Borrower clients have included Georgia-Pacific Corporation, CompuCredit Corporation, Allied Holdings, The Southern Company and its subsidiaries (Georgia Power, Southern Company Energy Solutions, Southern Nuclear), Westgate Resorts, Cousins Properties, AGCO Corporation, Chick-fil-A, ScanSource, Matria Healthcare and high net worth individuals.
Publications
Georgia Jurisprudence - Business and Commercial Law, Uniform Commercial Code, (Lawyers Cooperative Publishing, 1995), co-author “Article 9: Secured Transactions,” co-author “Article 4: Bank Deposits and Collections”.

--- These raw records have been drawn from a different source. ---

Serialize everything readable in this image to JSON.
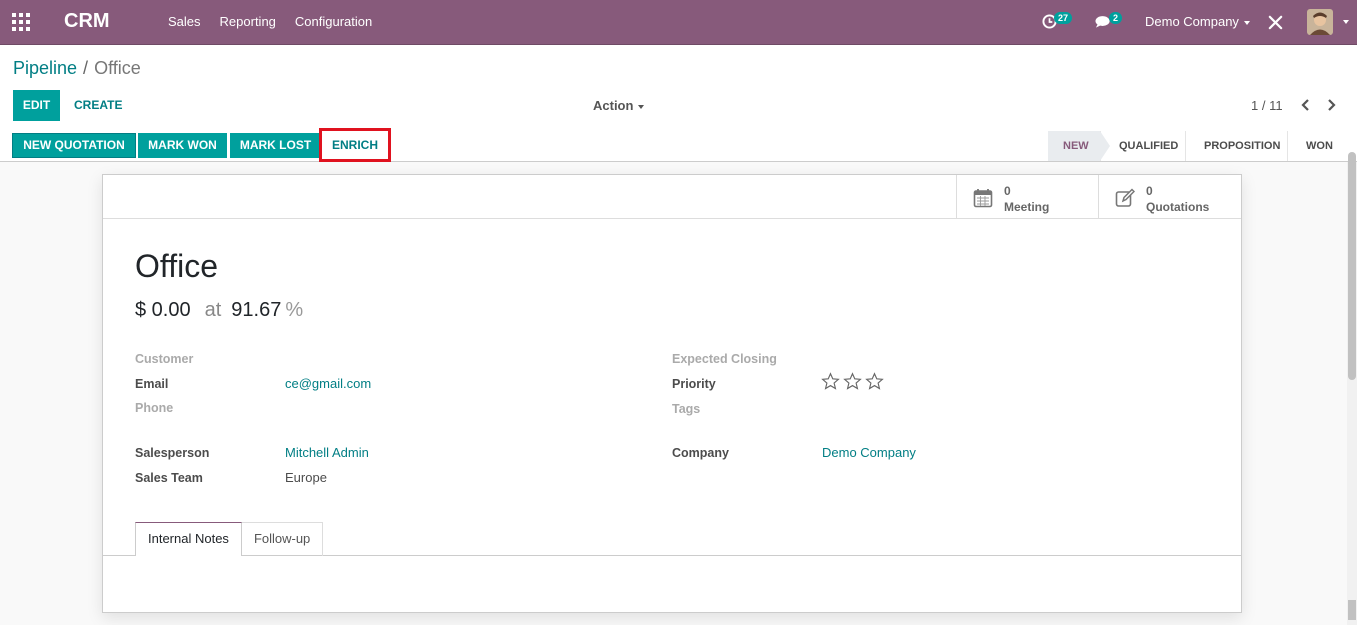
{
  "navbar": {
    "brand": "CRM",
    "menu": [
      "Sales",
      "Reporting",
      "Configuration"
    ],
    "activity_count": "27",
    "message_count": "2",
    "company": "Demo Company"
  },
  "breadcrumb": {
    "parent": "Pipeline",
    "separator": "/",
    "current": "Office"
  },
  "control": {
    "edit_label": "EDIT",
    "create_label": "CREATE",
    "action_label": "Action",
    "pager": "1 / 11"
  },
  "statusbar": {
    "buttons": [
      "NEW QUOTATION",
      "MARK WON",
      "MARK LOST",
      "ENRICH"
    ],
    "stages": [
      "NEW",
      "QUALIFIED",
      "PROPOSITION",
      "WON"
    ],
    "active_stage": "NEW"
  },
  "smart_buttons": [
    {
      "value": "0",
      "label": "Meeting",
      "icon": "calendar-icon"
    },
    {
      "value": "0",
      "label": "Quotations",
      "icon": "edit-icon"
    }
  ],
  "lead": {
    "title": "Office",
    "revenue": "$ 0.00",
    "at": "at",
    "probability": "91.67",
    "percent": "%"
  },
  "fields_left": {
    "customer_label": "Customer",
    "email_label": "Email",
    "email_value": "ce@gmail.com",
    "phone_label": "Phone",
    "salesperson_label": "Salesperson",
    "salesperson_value": "Mitchell Admin",
    "team_label": "Sales Team",
    "team_value": "Europe"
  },
  "fields_right": {
    "closing_label": "Expected Closing",
    "priority_label": "Priority",
    "priority_stars": 0,
    "priority_max": 3,
    "tags_label": "Tags",
    "company_label": "Company",
    "company_value": "Demo Company"
  },
  "tabs": [
    "Internal Notes",
    "Follow-up"
  ],
  "colors": {
    "brand": "#875a7b",
    "primary": "#00a09d",
    "link": "#017e84",
    "highlight": "#e0121f"
  }
}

Presentations and Speaking Engagements
Speaker, Disclosure Issues in Loan Workouts, American Bar Association Business Law Meeting, Boston, Massachusetts, April 16, 2011, presented by the ABA's Banking Law Committee, Commercial Finance Committee, and Securitization Committee, in a CLE program titled ”Questions You Never Used to Ask: Emerging Ethical and Liability Concerns in Commercial Loan Workouts.”
Speaker, Re-Structured Financing: Voluntary and Involuntary Changes to Deal Structures, American Bar Association Business Law Meeting, Denver, Colorado, April 23, 2010, presented by the ABA's Commercial Finance Committee.
Speaker, Loan Workouts: Achieving Desired Tax Results, While Not Losing Sight of Business Considerations, presented by The American Bar Association's Committee on Taxation, July 31, 2009, Chicago, Illinois.
Moderator, Hands Across the Borders - A Comparison of the Insolvency Laws of the United States, Canada and Mexico, presented by The American Bar Association's Commercial Finance Committee, April 17, 2009, Vancouver, British Columbia.
Moderator, Structuring Transactions to Mitigate Insolvency Risks: Use and Limitations of Escrow Agreements, Letters of Credit, Security Deposits and Other Mechanisms, presented by the American Bar Association’s Creditors’ Rights and Bankruptcy Litigation Subcommittees, March 15, 2007, Washington, D.C.
Moderator, Critical questions to ask when analyzing a transaction: Practice pointers derived from recent trends in true sale and substantive consolidation (presentation focused on the legal criteria for selling assets to a special purpose vehicle affiliate so that the assets are removed from the bankruptcy risk of the seller), presented by the American Bar Association’s Creditors’ Rights and Bankruptcy Litigation Subcommittees, August 7, 2004, Atlanta, Georgia.
Speaker, Special Problems and Issues in Dot-Com Bankruptcies (presentation focused on the following topics: valuation of intellectual property; foreclosure issues and impact of Revised Article 9 on liquidation of assets of technology companies; and copyright, patent and trademark laws respecting ownership and perfection); presented at the Georgia Institute of Continuing Legal Education’s program on “Workouts, Turnarounds and Restructurings,” February 15, 2001, Atlanta, Georgia.
Speaker, Issues Arising in a Problem Loan Situation (presentation focused on the following topics: file audit, perfection analysis, documentation of loan workout, assessing bankruptcy risks and consequences, and minimizing lender liability exposure); presented at Lorman Education Services’ seminar on “Commercial Lending Requirements and Loan Documentation in Georgia,” August 24, 2000, Atlanta, Georgia.